In 2003, during excavation for the parking lot, a Chumash grave site was discovered.

==Notable structures==
===Keller===
Around 1865, Matthew Keller built a stone cottage in the canyon as part of his Rancho Malibu. The structure is believed to be the oldest existing stone building in Malibu. After surviving countless wildfires, the structure was finally left in ruins by the 2007 Corral Canyon Fire.

===Swinney===
Cordelia and Henry Swinney built a wooden cabin in the 1880s inside the Malibu land grant. Swinney was told that he was on the wrong side of the boundary line, so he disassembled the cabin and moved it a few hundred feet north, across the Rancho Boundary. That is where Keller's stone house was built to replace the old wooden cabin.
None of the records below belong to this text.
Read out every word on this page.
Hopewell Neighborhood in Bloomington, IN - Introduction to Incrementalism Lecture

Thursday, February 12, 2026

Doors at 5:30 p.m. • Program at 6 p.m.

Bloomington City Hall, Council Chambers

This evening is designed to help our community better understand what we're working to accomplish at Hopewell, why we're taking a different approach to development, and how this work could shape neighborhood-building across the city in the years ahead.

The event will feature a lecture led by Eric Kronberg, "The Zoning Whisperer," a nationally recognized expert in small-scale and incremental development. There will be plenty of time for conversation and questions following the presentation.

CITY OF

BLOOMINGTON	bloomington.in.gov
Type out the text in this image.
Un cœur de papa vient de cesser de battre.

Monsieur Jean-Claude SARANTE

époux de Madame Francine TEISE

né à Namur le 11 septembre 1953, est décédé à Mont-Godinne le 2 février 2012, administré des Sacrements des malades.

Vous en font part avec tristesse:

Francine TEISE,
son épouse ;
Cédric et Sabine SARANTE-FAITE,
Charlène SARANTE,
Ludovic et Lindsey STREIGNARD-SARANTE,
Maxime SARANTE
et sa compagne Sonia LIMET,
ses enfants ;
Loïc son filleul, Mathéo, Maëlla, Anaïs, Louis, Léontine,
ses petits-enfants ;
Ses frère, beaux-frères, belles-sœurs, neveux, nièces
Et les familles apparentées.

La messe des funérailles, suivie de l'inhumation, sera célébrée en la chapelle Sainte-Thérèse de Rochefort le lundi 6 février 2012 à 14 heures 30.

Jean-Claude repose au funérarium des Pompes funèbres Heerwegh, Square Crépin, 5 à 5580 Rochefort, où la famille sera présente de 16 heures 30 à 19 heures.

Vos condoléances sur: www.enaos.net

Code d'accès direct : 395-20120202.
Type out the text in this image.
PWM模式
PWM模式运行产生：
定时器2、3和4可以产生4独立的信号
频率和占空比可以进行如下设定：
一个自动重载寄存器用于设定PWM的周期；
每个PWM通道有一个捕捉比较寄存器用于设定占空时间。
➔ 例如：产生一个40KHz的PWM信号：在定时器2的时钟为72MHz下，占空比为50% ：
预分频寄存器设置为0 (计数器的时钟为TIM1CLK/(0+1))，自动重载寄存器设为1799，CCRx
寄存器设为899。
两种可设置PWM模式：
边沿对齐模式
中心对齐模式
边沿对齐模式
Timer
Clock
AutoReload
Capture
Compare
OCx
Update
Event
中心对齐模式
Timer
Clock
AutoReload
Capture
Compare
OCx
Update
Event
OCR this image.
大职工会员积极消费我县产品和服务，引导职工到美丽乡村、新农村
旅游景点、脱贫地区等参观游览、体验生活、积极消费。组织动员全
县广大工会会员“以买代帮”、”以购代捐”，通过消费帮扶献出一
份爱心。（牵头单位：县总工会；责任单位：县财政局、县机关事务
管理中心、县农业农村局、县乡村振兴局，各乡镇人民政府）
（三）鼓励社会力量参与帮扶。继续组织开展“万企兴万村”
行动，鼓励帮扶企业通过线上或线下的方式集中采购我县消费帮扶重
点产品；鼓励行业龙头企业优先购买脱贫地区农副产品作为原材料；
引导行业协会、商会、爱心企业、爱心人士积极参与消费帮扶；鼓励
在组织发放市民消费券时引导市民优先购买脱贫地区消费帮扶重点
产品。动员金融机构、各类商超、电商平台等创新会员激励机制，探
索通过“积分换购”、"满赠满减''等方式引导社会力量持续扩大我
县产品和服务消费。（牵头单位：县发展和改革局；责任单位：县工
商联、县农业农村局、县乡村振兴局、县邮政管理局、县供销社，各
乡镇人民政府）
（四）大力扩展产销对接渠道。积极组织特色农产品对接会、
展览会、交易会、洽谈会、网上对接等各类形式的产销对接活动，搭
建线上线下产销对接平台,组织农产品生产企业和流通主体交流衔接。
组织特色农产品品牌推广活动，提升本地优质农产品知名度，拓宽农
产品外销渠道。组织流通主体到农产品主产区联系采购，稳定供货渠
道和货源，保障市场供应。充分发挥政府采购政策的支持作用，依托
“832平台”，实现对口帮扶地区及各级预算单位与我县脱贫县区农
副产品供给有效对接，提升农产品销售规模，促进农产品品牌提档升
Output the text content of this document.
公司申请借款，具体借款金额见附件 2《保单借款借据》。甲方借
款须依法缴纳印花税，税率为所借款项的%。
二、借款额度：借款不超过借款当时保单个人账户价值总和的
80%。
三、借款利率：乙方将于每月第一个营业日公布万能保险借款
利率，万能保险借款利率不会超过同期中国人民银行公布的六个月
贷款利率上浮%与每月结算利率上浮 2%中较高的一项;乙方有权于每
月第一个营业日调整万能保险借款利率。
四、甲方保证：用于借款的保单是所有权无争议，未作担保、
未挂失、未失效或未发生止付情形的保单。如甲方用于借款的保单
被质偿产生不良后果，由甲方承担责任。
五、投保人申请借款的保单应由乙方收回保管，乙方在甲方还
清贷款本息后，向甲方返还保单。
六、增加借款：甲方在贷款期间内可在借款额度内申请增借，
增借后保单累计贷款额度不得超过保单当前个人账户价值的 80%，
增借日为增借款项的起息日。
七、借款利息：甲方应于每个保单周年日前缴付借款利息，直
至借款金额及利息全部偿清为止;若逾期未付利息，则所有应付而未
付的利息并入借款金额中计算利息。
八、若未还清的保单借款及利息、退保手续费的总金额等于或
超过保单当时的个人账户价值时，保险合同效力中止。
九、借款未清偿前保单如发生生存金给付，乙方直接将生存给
The stone house is still there today, and it marks the spot where Swinney moved his cabin to (just outside the property line).

===Roberts===
Florence B. ( Sullivan, 1904–1992) and Frederick L. Roberts (1899–1976) founders of Roberts Public Markets chain based in Santa Monica and owners of Roberts Ranch which was over 1,000 acres. They decided to replace their rustic home in Solstice Canyon featured in The Los Angeles Times Home Magazine in 1947. The Roberts hired renowned architect Paul Williams in 1950 to design a sprawling California ranch house later featured in Architectural Digest. The family moved in 1952, interiors being designed by prominent firm Cannell and Chaffin of Westwood.

Their home was ravaged by wildfire in 1982, after Fred Roberts had died. This event precipitated the sale of Roberts Ranch to the State of California and the Trust for Public Land. In 1996, the land was transferred to the National Park Service to be a part of the Santa Monica Mountains National Recreation Area. The Roberts home ruins along with the waterfall have become a popular hiking destination since the park opened.